IT Systems Validation

GMP guidelines require that IT systems must be validated by adequate and documented testing. It is required in all regulated industries: pharmaceuticals, medical devices, food and beverages, cosmetics.

GMP Requirements - “The software development process should be sufficiently well planned, controlled, and documented to detect and correct unexpected results from software changes."

Validation is defined as the documented act of demonstrating that a procedure, process, and activity will consistently lead to the expected results. This is the formal testing to demonstrate that the software meets its specified requirements.

This is a documented process to verify that a computerized system does exactly what it is designed to do in a consistent and reproducible manner, that it will produce information or data that meets a set of defined requirements. If a system meets these requirements, it can be assumed that it is consistently performing in the way it was intended.

Validation helps to ensure that both new and existing computer systems consistently fulfill their intended purpose and produce accurate and reliable results that enable regulatory compliance, fulfillment of user requirements, and the ability to discern invalid and/or altered records.

Computer systems need to be examined to confirm that the systems will work in all situations.

Computer system validation is required when configuring a new system or making a change in a validated system (upgrades, patches, extensions, etc.).

Validation processes should be based on applicable regulations and guidance, best practices for the domain, and the characteristics of the system being validated.

To validate software, it must be:

• structured, documented, and evaluated as it is developed;
• checked to make sure that it meets specifications;
• adequately tested with the assigned hardware systems;
• operated under varied conditions by the intended operators or persons of like training to assure that it will perform consistently and correctly.

Why Do We Need IT Systems Validation?

Regulated industries have to adopt many compliance procedures to make sure their final product is safe for distribution or sale.

Regulatory agencies around the world require validation processes to confirm the accuracy and integrity of data in computerized systems in order to ensure product safety and effectiveness.

The process is used to make sure that the IT systems are completely transparent, robust and tamper proof because they directly impact public health and safety.

It is critical that these systems can be relied upon to produce data consistently and store those electronic data records so that they stand the test of time.

Validation is one of those compliance requirements and is part of the Quality Management System within regulated industries.

There are several of examples as to why software validation is important. We can look at our library of FDA Warning Letters to see more than 200 reasons to validate your software or systems.

There is a case study about Therac-25, a radiation therapy machine from the 1980s.

Due to programming issues, the machine could administer the wrong amount of radiation to patients (often as a huge overdose), which led to serious injuries and even death. Had there been software validation standards in place, these types of instances could have been identified and remediated prior to the treatment of patients.

Computer systems validation is serious and the FDA and other regulatory agencies do not take this lightly.
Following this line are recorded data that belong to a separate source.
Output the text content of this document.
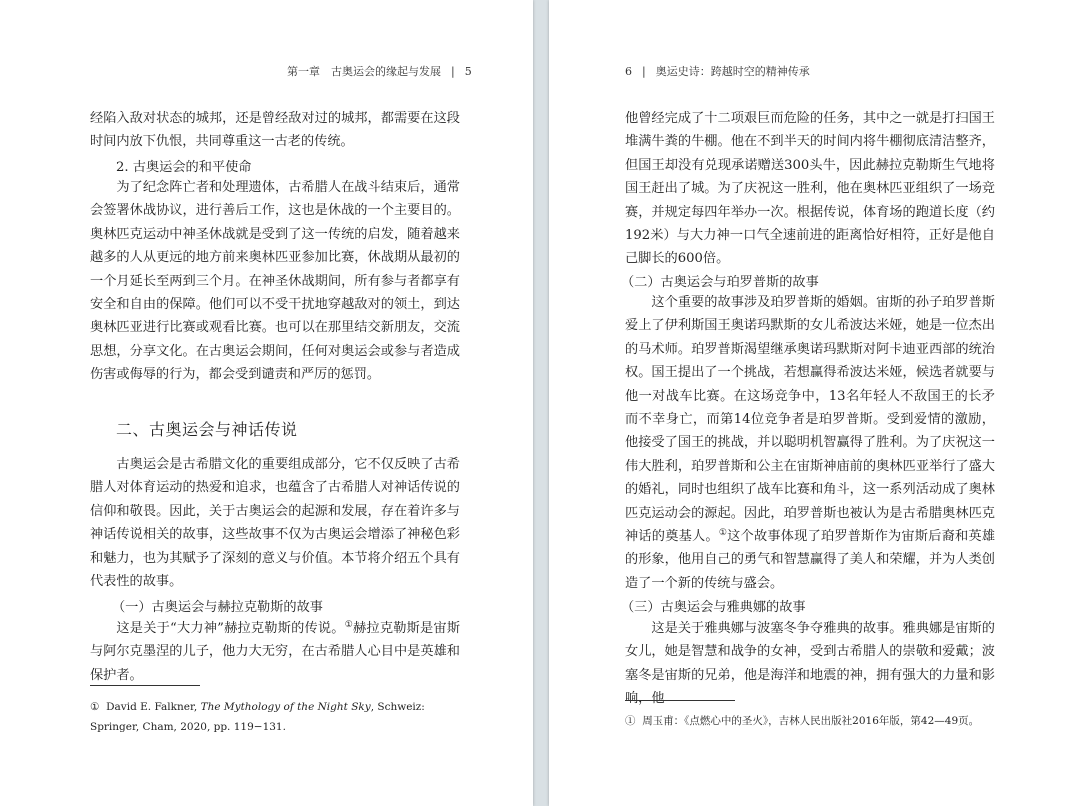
第一章　古奥运会的缘起与发展 | 5
经陷入敌对状态的城邦，还是曾经敌对过的城邦，都需要在这段时间内放下仇恨，共同尊重这一古老的传统。
2. 古奥运会的和平使命
为了纪念阵亡者和处理遗体，古希腊人在战斗结束后，通常会签署休战协议，进行善后工作，这也是休战的一个主要目的。奥林匹克运动中神圣休战就是受到了这一传统的启发，随着越来越多的人从更远的地方前来奥林匹亚参加比赛，休战期从最初的一个月延长至两到三个月。在神圣休战期间，所有参与者都享有安全和自由的保障。他们可以不受干扰地穿越敌对的领土，到达奥林匹亚进行比赛或观看比赛。也可以在那里结交新朋友，交流思想，分享文化。在古奥运会期间，任何对奥运会或参与者造成伤害或侮辱的行为，都会受到谴责和严厉的惩罚。
二、古奥运会与神话传说
古奥运会是古希腊文化的重要组成部分，它不仅反映了古希腊人对体育运动的热爱和追求，也蕴含了古希腊人对神话传说的信仰和敬畏。因此，关于古奥运会的起源和发展，存在着许多与神话传说相关的故事，这些故事不仅为古奥运会增添了神秘色彩和魅力，也为其赋予了深刻的意义与价值。本节将介绍五个具有代表性的故事。
（一）古奥运会与赫拉克勒斯的故事
这是关于“大力神”赫拉克勒斯的传说。①赫拉克勒斯是宙斯与阿尔克墨涅的儿子，他力大无穷，在古希腊人心目中是英雄和保护者。
① David E. Falkner, The Mythology of the Night Sky, Schweiz: Springer, Cham, 2020, pp. 119−131.
6 | 奥运史诗：跨越时空的精神传承
他曾经完成了十二项艰巨而危险的任务，其中之一就是打扫国王堆满牛粪的牛棚。他在不到半天的时间内将牛棚彻底清洁整齐，但国王却没有兑现承诺赠送300头牛，因此赫拉克勒斯生气地将国王赶出了城。为了庆祝这一胜利，他在奥林匹亚组织了一场竞赛，并规定每四年举办一次。根据传说，体育场的跑道长度（约192米）与大力神一口气全速前进的距离恰好相符，正好是他自己脚长的600倍。
（二）古奥运会与珀罗普斯的故事
这个重要的故事涉及珀罗普斯的婚姻。宙斯的孙子珀罗普斯爱上了伊利斯国王奥诺玛默斯的女儿希波达米娅，她是一位杰出的马术师。珀罗普斯渴望继承奥诺玛默斯对阿卡迪亚西部的统治权。国王提出了一个挑战，若想赢得希波达米娅，候选者就要与他一对战车比赛。在这场竞争中，13名年轻人不敌国王的长矛而不幸身亡，而第14位竞争者是珀罗普斯。受到爱情的激励，他接受了国王的挑战，并以聪明机智赢得了胜利。为了庆祝这一伟大胜利，珀罗普斯和公主在宙斯神庙前的奥林匹亚举行了盛大的婚礼，同时也组织了战车比赛和角斗，这一系列活动成了奥林匹克运动会的源起。因此，珀罗普斯也被认为是古希腊奥林匹克神话的奠基人。①这个故事体现了珀罗普斯作为宙斯后裔和英雄的形象，他用自己的勇气和智慧赢得了美人和荣耀，并为人类创造了一个新的传统与盛会。
（三）古奥运会与雅典娜的故事
这是关于雅典娜与波塞冬争夺雅典的故事。雅典娜是宙斯的女儿，她是智慧和战争的女神，受到古希腊人的崇敬和爱戴；波塞冬是宙斯的兄弟，他是海洋和地震的神，拥有强大的力量和影响，他
① 周玉甫：《点燃心中的圣火》，吉林人民出版社2016年版，第42—49页。
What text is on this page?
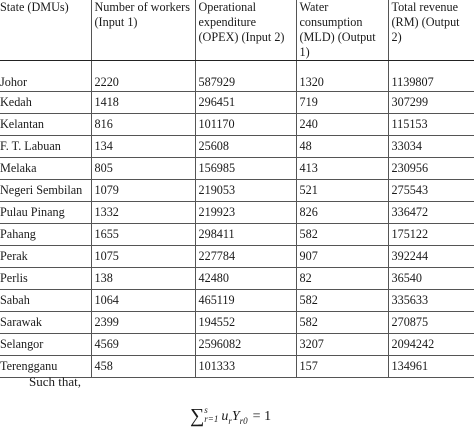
State (DMUs)	Number of workers (Input 1)	Operational expenditure (OPEX) (Input 2)	Water consumption (MLD) (Output 1)	Total revenue (RM) (Output 2)
Johor	2220	587929	1320	1139807
Kedah	1418	296451	719	307299
Kelantan	816	101170	240	115153
F. T. Labuan	134	25608	48	33034
Melaka	805	156985	413	230956
Negeri Sembilan	1079	219053	521	275543
Pulau Pinang	1332	219923	826	336472
Pahang	1655	298411	582	175122
Perak	1075	227784	907	392244
Perlis	138	42480	82	36540
Sabah	1064	465119	582	335633
Sarawak	2399	194552	582	270875
Selangor	4569	2596082	3207	2094242
Terengganu	458	101333	157	134961

Such that,

∑ s
r=1 $u_rY_{r0} = 1$
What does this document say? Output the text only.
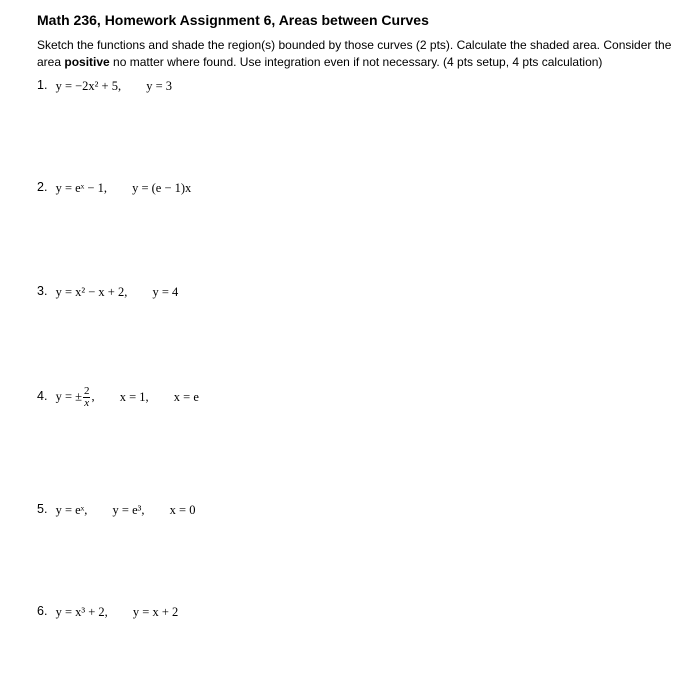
Math 236, Homework Assignment 6, Areas between Curves
Sketch the functions and shade the region(s) bounded by those curves (2 pts). Calculate the shaded area. Consider the area positive no matter where found. Use integration even if not necessary. (4 pts setup, 4 pts calculation)
1. y = −2x² + 5, y = 3
2. y = eˣ − 1, y = (e − 1)x
3. y = x² − x + 2, y = 4
4. y = ± $\frac{2}{x}$ , x = 1, x = e
5. y = eˣ, y = e³, x = 0
6. y = x³ + 2, y = x + 2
What benefits does validation deliver?

• Accuracy – when test outcomes are routinely checked against predetermined expected results, the accuracy of computer systems within the manufacturing process can be relied upon.
• Security – validation processes make clear when entries to the system have been altered.Reliability – the process ensures that system outputs can be relied upon throughout the life cycle.
• Consistency – it also ensures that the system output is consistent across its life cycle.
• Optimization – following the process also means that computer systems can be more easily optimized. Optimization is a key feature of an effective and efficient manufacturing site.
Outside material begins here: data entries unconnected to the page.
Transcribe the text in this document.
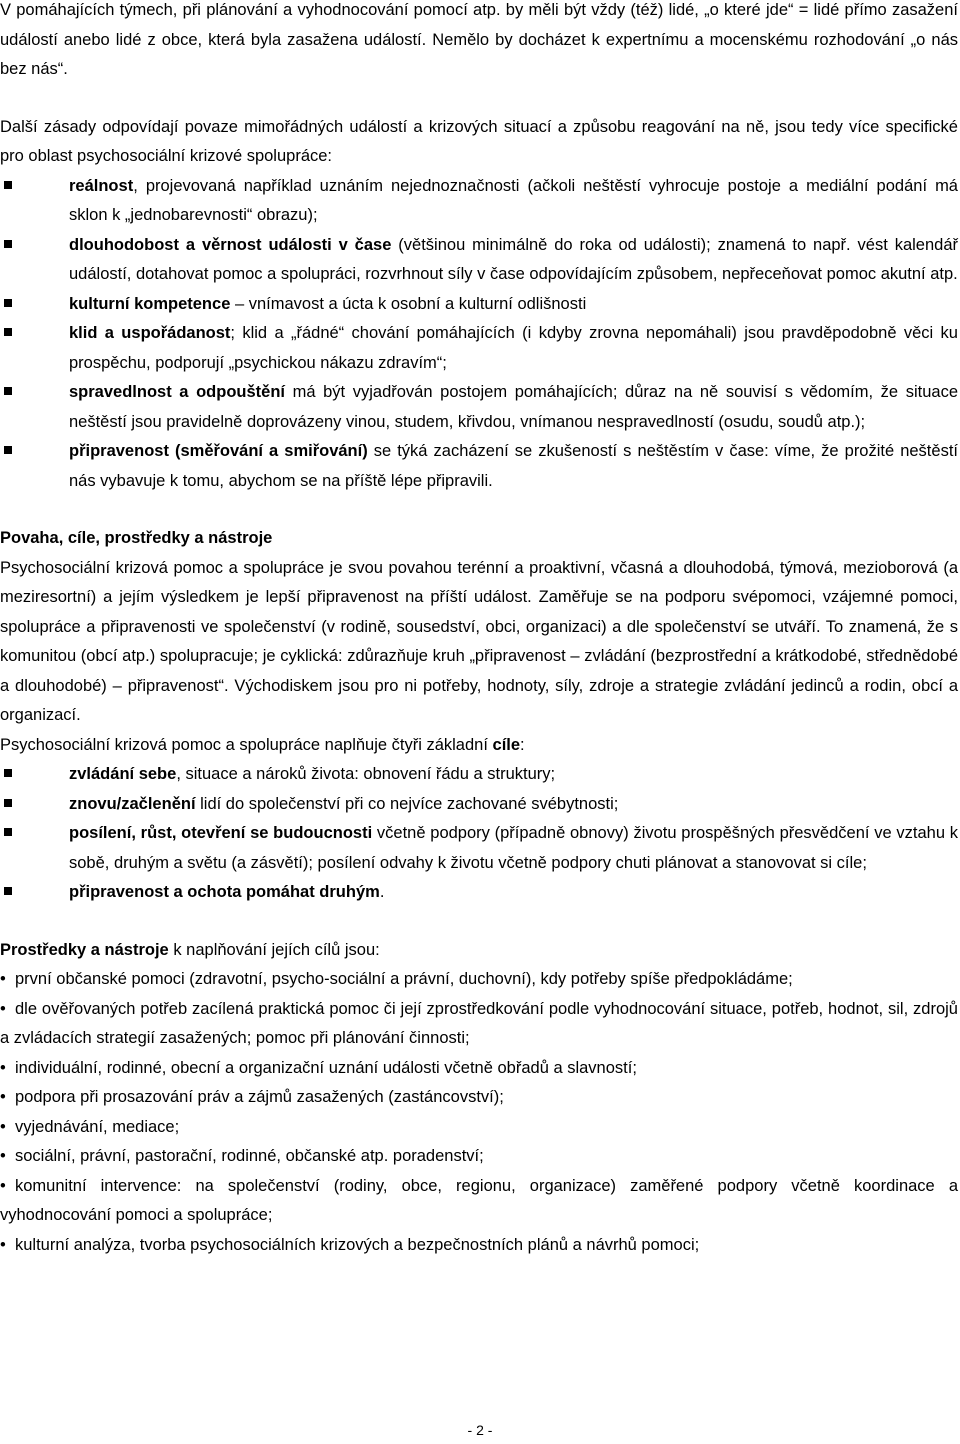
V pomáhajících týmech, při plánování a vyhodnocování pomocí atp. by měli být vždy (též) lidé, „o které jde“ = lidé přímo zasažení událostí anebo lidé z obce, která byla zasažena událostí. Nemělo by docházet k expertnímu a mocenskému rozhodování „o nás bez nás“.

Další zásady odpovídají povaze mimořádných událostí a krizových situací a způsobu reagování na ně, jsou tedy více specifické pro oblast psychosociální krizové spolupráce:

reálnost, projevovaná například uznáním nejednoznačnosti (ačkoli neštěstí vyhrocuje postoje a mediální podání má sklon k „jednobarevnosti“ obrazu);
dlouhodobost a věrnost události v čase (většinou minimálně do roka od události); znamená to např. vést kalendář událostí, dotahovat pomoc a spolupráci, rozvrhnout síly v čase odpovídajícím způsobem, nepřeceňovat pomoc akutní atp.
kulturní kompetence – vnímavost a úcta k osobní a kulturní odlišnosti
klid a uspořádanost; klid a „řádné“ chování pomáhajících (i kdyby zrovna nepomáhali) jsou pravděpodobně věci ku prospěchu, podporují „psychickou nákazu zdravím“;
spravedlnost a odpouštění má být vyjadřován postojem pomáhajících; důraz na ně souvisí s vědomím, že situace neštěstí jsou pravidelně doprovázeny vinou, studem, křivdou, vnímanou nespravedlností (osudu, soudů atp.);
připravenost (směřování a smiřování) se týká zacházení se zkušeností s neštěstím v čase: víme, že prožité neštěstí nás vybavuje k tomu, abychom se na příště lépe připravili.

Povaha, cíle, prostředky a nástroje

Psychosociální krizová pomoc a spolupráce je svou povahou terénní a proaktivní, včasná a dlouhodobá, týmová, mezioborová (a meziresortní) a jejím výsledkem je lepší připravenost na příští událost. Zaměřuje se na podporu svépomoci, vzájemné pomoci, spolupráce a připravenosti ve společenství (v rodině, sousedství, obci, organizaci) a dle společenství se utváří. To znamená, že s komunitou (obcí atp.) spolupracuje; je cyklická: zdůrazňuje kruh „připravenost – zvládání (bezprostřední a krátkodobé, střednědobé a dlouhodobé) – připravenost“. Východiskem jsou pro ni potřeby, hodnoty, síly, zdroje a strategie zvládání jedinců a rodin, obcí a organizací.

Psychosociální krizová pomoc a spolupráce naplňuje čtyři základní cíle:

zvládání sebe, situace a nároků života: obnovení řádu a struktury;
znovu/začlenění lidí do společenství při co nejvíce zachované svébytnosti;
posílení, růst, otevření se budoucnosti včetně podpory (případně obnovy) životu prospěšných přesvědčení ve vztahu k sobě, druhým a světu (a zásvětí); posílení odvahy k životu včetně podpory chuti plánovat a stanovovat si cíle;
připravenost a ochota pomáhat druhým.

Prostředky a nástroje k naplňování jejích cílů jsou:

• první občanské pomoci (zdravotní, psycho-sociální a právní, duchovní), kdy potřeby spíše předpokládáme;
• dle ověřovaných potřeb zacílená praktická pomoc či její zprostředkování podle vyhodnocování situace, potřeb, hodnot, sil, zdrojů a zvládacích strategií zasažených; pomoc při plánování činnosti;
• individuální, rodinné, obecní a organizační uznání události včetně obřadů a slavností;
• podpora při prosazování práv a zájmů zasažených (zastáncovství);
• vyjednávání, mediace;
• sociální, právní, pastorační, rodinné, občanské atp. poradenství;
• komunitní intervence: na společenství (rodiny, obce, regionu, organizace) zaměřené podpory včetně koordinace a vyhodnocování pomoci a spolupráce;
• kulturní analýza, tvorba psychosociálních krizových a bezpečnostních plánů a návrhů pomoci;
- 2 -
When used as intended, systems validation can provide increased process reliability, confidence, improved production results, and reduced operating expenses significantly.
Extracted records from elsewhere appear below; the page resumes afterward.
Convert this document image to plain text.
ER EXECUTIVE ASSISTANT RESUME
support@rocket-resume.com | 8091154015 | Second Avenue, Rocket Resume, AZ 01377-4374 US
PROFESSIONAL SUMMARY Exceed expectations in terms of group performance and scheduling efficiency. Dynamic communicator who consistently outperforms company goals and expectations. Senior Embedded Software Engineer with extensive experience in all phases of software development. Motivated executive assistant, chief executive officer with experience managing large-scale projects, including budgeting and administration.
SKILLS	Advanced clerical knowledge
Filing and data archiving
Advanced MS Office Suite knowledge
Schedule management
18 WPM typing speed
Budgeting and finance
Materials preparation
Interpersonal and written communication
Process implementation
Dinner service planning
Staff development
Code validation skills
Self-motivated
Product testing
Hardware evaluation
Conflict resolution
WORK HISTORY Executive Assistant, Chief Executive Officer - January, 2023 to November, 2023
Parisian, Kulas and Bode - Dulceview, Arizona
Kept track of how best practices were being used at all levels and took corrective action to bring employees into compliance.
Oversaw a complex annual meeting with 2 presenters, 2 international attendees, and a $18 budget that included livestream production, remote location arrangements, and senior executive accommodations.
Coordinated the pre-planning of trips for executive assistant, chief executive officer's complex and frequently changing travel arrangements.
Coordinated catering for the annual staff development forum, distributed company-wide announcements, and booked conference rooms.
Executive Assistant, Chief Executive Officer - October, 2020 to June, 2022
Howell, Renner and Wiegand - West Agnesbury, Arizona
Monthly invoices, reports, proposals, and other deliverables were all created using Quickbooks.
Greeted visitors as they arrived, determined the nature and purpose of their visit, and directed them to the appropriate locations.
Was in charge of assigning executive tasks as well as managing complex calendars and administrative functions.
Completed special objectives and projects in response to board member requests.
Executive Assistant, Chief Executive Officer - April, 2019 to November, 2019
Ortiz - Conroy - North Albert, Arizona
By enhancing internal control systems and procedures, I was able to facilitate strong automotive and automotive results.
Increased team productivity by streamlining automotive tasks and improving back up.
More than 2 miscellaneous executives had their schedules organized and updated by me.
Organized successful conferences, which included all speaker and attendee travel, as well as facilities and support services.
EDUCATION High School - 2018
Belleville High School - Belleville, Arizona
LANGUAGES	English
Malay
Purpose of Document Control and its Role in Quality Assurance

GxP/GMP, GDocP, ISO 9000 and documentation

GxP stands for "Good Practice" which is quality guidelines and regulations. The "x" stands for the various fields, for example Good Documentation Practice or GDocP, Good Financial Practice or GFP and so on. There are many instances of these regulations. One instance of GxP is Good Manufacturing practice or GMP.

GMP describes required Quality Management System (QMS) for manufacturing, testing, and quality assurance in order to ensure that products are safe, pure, and effective. GMP has ultimate goal to enable companies to minimize or eliminate contamination and errors which protects consumers from purchasing a product which is not effective or even dangerous. GMP regulations are required to be used in regulated industries such as food and beverages, pharmaceutical, medical devices, and cosmetics.

GMP documentation requirements are aligned with Good Documentation Practice (GDocP). GDocP is the standard in the regulated industries by which documents are created and maintained. It is the systematic set of procedures of preparation, reviewing, approving, issuing, recording, storing, and archiving documents.

The ISO 9000 is a set of standards which deals with fundamentals of Quality Management System (QMS) that helps organizations to ensure that they meet customers’ needs within statutory and regulatory requirements related to a product or service. ISO 9001 deals with the requirements that organizations wishing to meet the standard must fulfil.

GxP/GMP, GDocP, ISO 9000 are about QMS where an organization needs to demonstrate its ability to consistently provide a product that meets customer and applicable statutory and regulatory requirements.

Documentation is the key to compliance with these regulations and ensures traceability of all development, manufacturing, and testing activities. Documentation provides the route for auditors to assess the overall quality of operations within a company and the final product. GMP, GDocP, and ISO 9000 are enforced by regulatory agencies. Auditors pay particular attention to documentation to make sure that it complies with these regulations.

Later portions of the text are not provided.